Nov 03, 2008 - 5 comments
Tags:

Insomnia

,

Sleep Apnea

,

cbt

,

cognitive behavioral therapy

,

sleep apnea surgery



I've been holding off saying this until now, but now I'm going to say, "I told you so." In my recently published, book, Sleep, Interrupted, I proposed that many people with insomnia may actually have a mild sleep-breathing disorder due to very narrow breathing passageways which worsen in deep sleep. Inefficient sleep sets off a low-grade stress response which stimulates the nervous system, preventing the insomniac's mind from calming down before going to bed. In this month's issue of Sleep, Dr. Guilleminault and colleagues reported on a study where they took patients who have both insomnia and mild sleep breathing problems, and randomized them into either a surgical arm (to treat the sleep-breathing problem) or to cognitive behavioral therapy (CBT). Based on subjective questionnaires, people who underwent surgical management rated much better in their insomnia scores than people who underwent CBT, although the CBP scores did improve to what was considered "normal.". The researchers went further and crossed over each group into the other, and the effects were additive.

I realize that they didn't choose purely insomniacs, but their premise in designing the study was to determine how to approach someone with both insomnia and a mild sleep-breathing disorder. They also noted that most patients who have mild sleep-breathing problems also have insomnia, are women, and are thin and don't fit the typical sleep apnea profile.

This study is one more in the daily to weekly studies that are published that only serves to strengthen the sleep-breathing paradigm that I describe in my book.

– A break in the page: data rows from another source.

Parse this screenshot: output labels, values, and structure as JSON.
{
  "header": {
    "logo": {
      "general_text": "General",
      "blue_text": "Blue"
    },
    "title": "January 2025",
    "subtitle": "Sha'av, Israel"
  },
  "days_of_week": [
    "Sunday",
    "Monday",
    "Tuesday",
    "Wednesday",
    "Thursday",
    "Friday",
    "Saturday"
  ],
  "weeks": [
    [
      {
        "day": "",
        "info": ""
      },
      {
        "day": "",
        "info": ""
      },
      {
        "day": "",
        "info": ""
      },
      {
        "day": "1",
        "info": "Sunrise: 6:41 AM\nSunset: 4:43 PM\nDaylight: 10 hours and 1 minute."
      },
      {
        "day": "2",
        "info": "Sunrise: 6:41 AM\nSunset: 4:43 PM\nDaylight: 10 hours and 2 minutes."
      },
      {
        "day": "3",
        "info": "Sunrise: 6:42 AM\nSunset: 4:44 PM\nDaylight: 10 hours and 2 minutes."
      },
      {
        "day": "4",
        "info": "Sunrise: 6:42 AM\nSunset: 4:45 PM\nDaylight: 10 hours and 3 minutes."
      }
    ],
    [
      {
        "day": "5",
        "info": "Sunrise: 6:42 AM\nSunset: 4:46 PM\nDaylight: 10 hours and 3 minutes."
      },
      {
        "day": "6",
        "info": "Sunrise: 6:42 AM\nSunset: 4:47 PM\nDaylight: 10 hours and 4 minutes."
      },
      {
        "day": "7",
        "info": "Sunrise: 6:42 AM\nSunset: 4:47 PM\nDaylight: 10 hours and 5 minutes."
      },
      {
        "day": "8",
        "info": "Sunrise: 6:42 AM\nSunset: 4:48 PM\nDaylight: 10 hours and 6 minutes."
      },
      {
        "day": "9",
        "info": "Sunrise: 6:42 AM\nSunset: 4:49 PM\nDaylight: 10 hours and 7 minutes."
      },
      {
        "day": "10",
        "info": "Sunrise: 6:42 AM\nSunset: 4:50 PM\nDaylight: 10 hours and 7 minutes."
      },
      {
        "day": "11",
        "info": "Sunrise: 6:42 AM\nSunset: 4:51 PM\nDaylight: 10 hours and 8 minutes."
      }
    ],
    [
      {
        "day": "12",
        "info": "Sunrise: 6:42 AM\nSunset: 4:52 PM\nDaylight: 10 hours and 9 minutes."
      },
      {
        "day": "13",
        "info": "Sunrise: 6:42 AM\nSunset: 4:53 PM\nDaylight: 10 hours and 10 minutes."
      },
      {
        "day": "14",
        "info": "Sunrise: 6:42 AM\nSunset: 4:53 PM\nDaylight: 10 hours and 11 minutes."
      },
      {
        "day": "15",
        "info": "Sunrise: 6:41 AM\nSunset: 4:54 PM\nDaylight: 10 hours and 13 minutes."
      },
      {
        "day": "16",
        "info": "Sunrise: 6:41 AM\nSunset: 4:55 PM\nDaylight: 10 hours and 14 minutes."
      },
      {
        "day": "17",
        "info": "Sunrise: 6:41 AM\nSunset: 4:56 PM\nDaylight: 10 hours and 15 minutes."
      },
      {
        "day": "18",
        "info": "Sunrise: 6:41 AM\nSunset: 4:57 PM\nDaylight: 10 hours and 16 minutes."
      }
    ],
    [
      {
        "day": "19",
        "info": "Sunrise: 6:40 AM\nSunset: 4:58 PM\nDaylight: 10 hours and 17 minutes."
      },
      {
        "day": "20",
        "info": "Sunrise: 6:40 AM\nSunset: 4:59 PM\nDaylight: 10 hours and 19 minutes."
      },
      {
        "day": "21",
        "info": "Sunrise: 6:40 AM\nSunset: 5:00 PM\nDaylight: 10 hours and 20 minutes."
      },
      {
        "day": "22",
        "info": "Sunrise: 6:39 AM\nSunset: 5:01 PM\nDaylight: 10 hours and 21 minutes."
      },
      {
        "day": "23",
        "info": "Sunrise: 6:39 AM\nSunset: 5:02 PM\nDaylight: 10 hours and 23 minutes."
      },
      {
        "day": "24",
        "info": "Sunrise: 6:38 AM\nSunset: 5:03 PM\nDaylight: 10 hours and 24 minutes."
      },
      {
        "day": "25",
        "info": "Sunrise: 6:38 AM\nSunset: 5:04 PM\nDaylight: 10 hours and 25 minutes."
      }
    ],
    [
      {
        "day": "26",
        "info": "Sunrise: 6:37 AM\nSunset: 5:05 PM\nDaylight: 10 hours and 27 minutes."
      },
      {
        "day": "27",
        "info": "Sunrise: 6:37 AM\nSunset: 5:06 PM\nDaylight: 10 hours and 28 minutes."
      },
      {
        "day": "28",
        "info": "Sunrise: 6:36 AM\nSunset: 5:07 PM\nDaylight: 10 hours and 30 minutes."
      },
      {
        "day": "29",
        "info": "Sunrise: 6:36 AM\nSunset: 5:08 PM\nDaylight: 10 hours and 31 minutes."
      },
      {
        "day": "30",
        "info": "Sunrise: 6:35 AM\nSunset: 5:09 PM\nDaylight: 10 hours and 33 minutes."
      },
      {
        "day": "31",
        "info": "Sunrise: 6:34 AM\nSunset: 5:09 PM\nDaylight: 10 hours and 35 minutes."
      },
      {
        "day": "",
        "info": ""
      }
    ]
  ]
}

I realize it's controversial to say that most of insomnia is actually a breathing issue, but take a look at all the studies that show that having insomnia places you at a higher risk for developing depression, diabetes, and heart disease later in lifeā€”all complications of obstructive sleep apnea. Of course CBT is still very useful and should be recommended much more often than offered currently. In addition, good sleep hygiene is still the gold standard and must be tried first. Unfortunately, our medical establishment's obsession to search for the magic bullet to insomniacs to sleep better without all the side effects will dominate treatment recommendations for years to come.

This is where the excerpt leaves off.